By introducing health degree and switching qualification rate as core indicators, a comprehensive scoring method was established. The results provide quantitative references for power supply enterprises to plan inspection and maintenance, reduce costs, estimate equipment life, and compare equipment quality across manufacturers.

(2)

The proposed method is not only computationally efficient and easy to implement, but also relies on data that are relatively easy to obtain. It can be conveniently integrated into existing management systems and applied across diverse operational scenarios, thereby enhancing the automation and objectivity of equipment state assessment.

(3)

Unlike traditional approaches that rely solely on switching behavior, the dual-indicator system of “health degree + switching qualification rate” provides a more comprehensive representation of equipment operating status. Its effectiveness has been validated using real regional data, demonstrating strong practical value.

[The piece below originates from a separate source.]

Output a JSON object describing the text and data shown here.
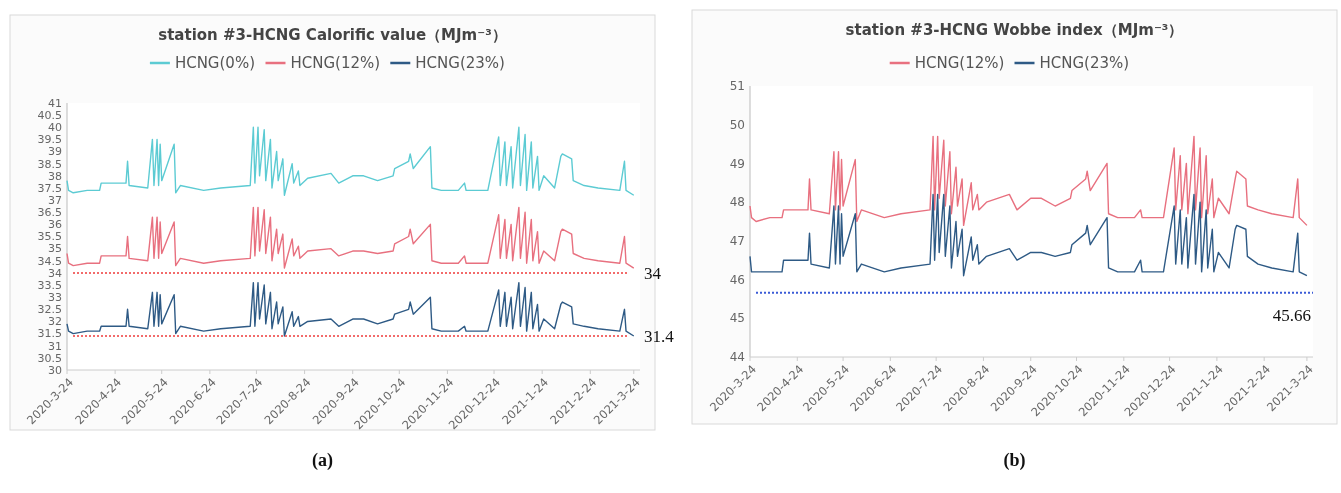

This study has several limitations. First, the method relies on the completeness and accuracy of power quality and load data; missing values or noise may affect the evaluation results. Second, although the case study in this work is based on a region with representative characteristics, the sample set has not yet covered areas with different operating environments and grid topologies, which to some extent limits the verification of the method’s general applicability. Third, for highly irregular or strongly fluctuating load pat-terns, the clustering stability may decrease. To address these issues, future research will incorporate multi-source data, such as device parameters and historical fault records, and extend validation to additional regions and different power grid scenarios, so as to improve both the robustness and cross-regional applicability of the method, and to enable more comprehensive and accurate diagnosis in practical applications.